In order to create organisational cultures that nurture compassionate pedagogy and kindness, universities require their leaders – as the carriers of culture – to embody compassion in their leadership practice. This needs to be a shared approach, rather than a dominant, hierarchical top-down approach, characterised by openness, curiosity, kindness, authenticity, appreciation and above all compassion. Strategies for developing compassionate higher education leadership will require a paradigm shift from the prevalent toxic and dehumanising neoliberal ideology. de Zulueta’s (2016) integrative review of compassionate leadership in healthcare suggests that this can be achieved through the abandonment of individualistic, heroic models of leadership, and adoption of shared, distributive and adaptive leadership. This involves leadership development throughout the organisation as a whole, and creation of collective, holistic learning strategies and cultures. Culture encompasses the shared values, assumptions and beliefs within organisations, occupational groups and disciplines (Mathieson, 2012; Schein, 2017). Whilst acknowledging Mathieson’s argument that disciplines should be considered in terms of epistemological differences and socially situated practices, organisational leadership and culture can be considered as interdependent and synergistic (de Zulueta, 2016). Their co-development in a context of compassion and kindness requires acknowledgement of the challenges and difficulties of working in anxiety inducing environments (Ballatt & Campling, 2011). This entails sustaining high levels of trust, mutually supportive interpersonal relationships, and opportunities for reflection and action.

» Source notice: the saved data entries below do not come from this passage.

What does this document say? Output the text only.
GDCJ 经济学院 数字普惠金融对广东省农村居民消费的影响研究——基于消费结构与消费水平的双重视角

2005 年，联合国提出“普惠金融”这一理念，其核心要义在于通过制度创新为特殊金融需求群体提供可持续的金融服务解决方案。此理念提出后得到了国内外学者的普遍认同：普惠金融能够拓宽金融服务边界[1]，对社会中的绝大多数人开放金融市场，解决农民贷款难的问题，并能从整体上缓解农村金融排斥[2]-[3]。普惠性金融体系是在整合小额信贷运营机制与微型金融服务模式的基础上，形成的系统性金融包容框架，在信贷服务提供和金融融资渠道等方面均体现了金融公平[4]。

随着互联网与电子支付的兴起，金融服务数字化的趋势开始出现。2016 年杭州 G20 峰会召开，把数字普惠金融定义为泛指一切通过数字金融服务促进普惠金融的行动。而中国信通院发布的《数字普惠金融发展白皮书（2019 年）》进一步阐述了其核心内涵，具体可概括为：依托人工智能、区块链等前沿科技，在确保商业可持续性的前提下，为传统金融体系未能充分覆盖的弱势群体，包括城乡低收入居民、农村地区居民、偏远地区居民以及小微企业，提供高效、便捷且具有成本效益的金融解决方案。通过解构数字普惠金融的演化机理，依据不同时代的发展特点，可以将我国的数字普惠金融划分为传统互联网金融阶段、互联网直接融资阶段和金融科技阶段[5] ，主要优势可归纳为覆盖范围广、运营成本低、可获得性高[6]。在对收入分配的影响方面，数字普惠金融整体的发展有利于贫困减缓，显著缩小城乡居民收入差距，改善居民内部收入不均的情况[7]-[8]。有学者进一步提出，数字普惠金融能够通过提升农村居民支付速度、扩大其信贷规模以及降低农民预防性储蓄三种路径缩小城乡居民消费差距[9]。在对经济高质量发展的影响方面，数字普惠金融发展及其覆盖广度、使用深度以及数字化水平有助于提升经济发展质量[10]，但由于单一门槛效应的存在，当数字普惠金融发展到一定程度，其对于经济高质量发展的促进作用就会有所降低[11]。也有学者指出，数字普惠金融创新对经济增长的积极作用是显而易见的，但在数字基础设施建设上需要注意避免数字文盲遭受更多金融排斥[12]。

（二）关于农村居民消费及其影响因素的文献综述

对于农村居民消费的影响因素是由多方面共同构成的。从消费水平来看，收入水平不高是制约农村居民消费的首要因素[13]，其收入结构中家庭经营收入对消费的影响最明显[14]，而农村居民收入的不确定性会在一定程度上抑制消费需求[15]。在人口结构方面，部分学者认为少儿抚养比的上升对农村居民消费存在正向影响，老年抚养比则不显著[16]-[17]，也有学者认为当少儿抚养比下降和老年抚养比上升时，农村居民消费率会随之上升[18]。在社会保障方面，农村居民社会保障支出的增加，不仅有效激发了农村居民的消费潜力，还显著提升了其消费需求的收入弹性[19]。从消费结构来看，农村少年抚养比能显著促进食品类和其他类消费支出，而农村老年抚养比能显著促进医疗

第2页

I contend that care, kindness and compassion are not separate from being professional; rather, they represent the fundamentals of humanity in the workplace. Arguably, in the future, universities that are able to demonstrate their compassionate credentials and pedagogy will be the successful universities. This requires reclamation of the principle of universities as caregiving organisations, and involves stepping back and slowing down (Berg & Seeber, 2016). This will provide space for the ‘metaphorical removal of the cataracts by which people have been blinded’ (Smyth, 2017, p. 216) in order to create dialogue and engagement. I conclude with two leadership questions posed by Johri (2018), who offers a global perspective on kindness in leadership. Firstly, ask yourself as a leader whether you believe that there is a strategic advantage in an approach based on kindness and inclusive communication? Secondly, can you describe one or two specific situations where you demonstrated these characteristics of kindness in your role as a leader?


Kathryn Waddington is Reader in Psychology and Course Leader for the MSc Business Psychology at the University of Westminster. She began her professional life in nursing and healthcare, and has held academic head of department roles at two universities. Her research interests include organisational communication, gossip, and emotion in the workplace.